Come si vede, una secca propensione per i fondi a capitalizzazione, invertita nel 2007 quando venne varata una nuova riforma che prevedeva l’iscrizione automatica dei neo pensionati “indecisi” al regime a ripartizione e garantiva inoltre agli affiliati degli AFJP, per un’unica volta entro un periodo di 90 giorni, la scelta se confermare o meno l’iscrizione al regime a capitalizzazione.

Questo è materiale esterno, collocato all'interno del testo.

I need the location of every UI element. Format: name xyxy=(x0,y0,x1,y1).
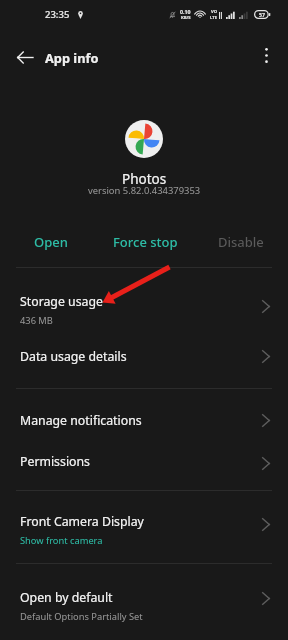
button[interactable]: Back xyxy=(8,40,42,74)
staticText: Open xyxy=(34,233,68,251)
button[interactable]: Permissions xyxy=(0,443,288,479)
button[interactable]: Open by default xyxy=(0,586,288,626)
staticText: Open by default xyxy=(20,589,113,606)
button[interactable]: Front Camera Display xyxy=(0,510,288,550)
staticText: LTE xyxy=(210,15,218,21)
staticText: Front Camera Display xyxy=(20,513,144,530)
button[interactable]: Disable xyxy=(193,230,288,254)
staticText: VO xyxy=(211,9,217,15)
staticText: Storage usage xyxy=(20,293,103,310)
button[interactable]: Force stop xyxy=(98,230,193,254)
staticText: 23:35 xyxy=(45,8,70,21)
staticText: Manage notifications xyxy=(20,412,142,429)
staticText: Permissions xyxy=(20,453,91,470)
staticText: Data usage details xyxy=(20,348,127,365)
staticText: Show front camera xyxy=(20,534,103,547)
button[interactable]: Open xyxy=(4,230,98,254)
staticText: Force stop xyxy=(113,233,178,251)
staticText: KB/S xyxy=(181,15,191,21)
button[interactable]: Storage usage xyxy=(0,290,288,330)
staticText: 0.10 xyxy=(180,8,191,15)
staticText: Disable xyxy=(218,233,264,251)
staticText: 436 MB xyxy=(20,314,53,327)
staticText: Default Options Partially Set xyxy=(20,610,143,623)
button[interactable]: More options xyxy=(254,45,278,69)
staticText: version 5.82.0.434379353 xyxy=(88,184,201,197)
staticText: 57 xyxy=(259,11,265,18)
staticText: App info xyxy=(45,49,99,66)
button[interactable]: Manage notifications xyxy=(0,402,288,438)
staticText: Photos xyxy=(122,170,167,188)
button[interactable]: Data usage details xyxy=(0,338,288,374)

Veniamo alle cifre: 9,5 milioni gli affiliati al regime a capitalizzazione, 5 milioni a quello a ripartizione. Con che risultati? Secondo una proiezione del giornale Página 12, un lavoratore con un ultimo stipendio di 2500 pesos (602 euro), con il sistema a ripartizione avrebbe ricevuto una pensione di 1.083 pesos (260 euro), mentre in un AFJP avrebbe ricevuto 883 pesos (212 euro). La differenza è dovuta, in parte, alla svalutazione dei titoli pubblici dello Stato - i famosi tangobond - rinegoziati dopo la crisi del 2001-2002. Ad aggravare questa situazione si è aggiunta, negli ultimi due mesi, la caduta delle azioni di alcune società quotate in Borsa che sono in mano agli AFJP. Per quanto riguarda i titoli di Stato, bisogna sottolineare che rappresentano il 55% degli investimenti degli AFJP.
Questo fino ad oggi. Ora, con la statalizzazione dei fondi pensione privati voluta dalla Kirchner, l’Anses - l’Inps argentino - amministrerà a partire dal gennaio 2009 i 78 miliardi di pesos (18 miliardi di euro) investiti dagli AFJP per conto dei loro affiliati. Questa, secondo i parlamentari dell’opposizione di destra, è una “violazione del diritto di proprietà” dei futuri pensionati, mentre secondo la maggioranza dei giuristi si tratterebbe invece della salvaguardia di un “diritto di aspettativa”, dal momento che lo Stato riconoscerà loro, al momento di andare in pensione, i contributi versati e amministrati in questi ultimi 15 anni dagli AFJP.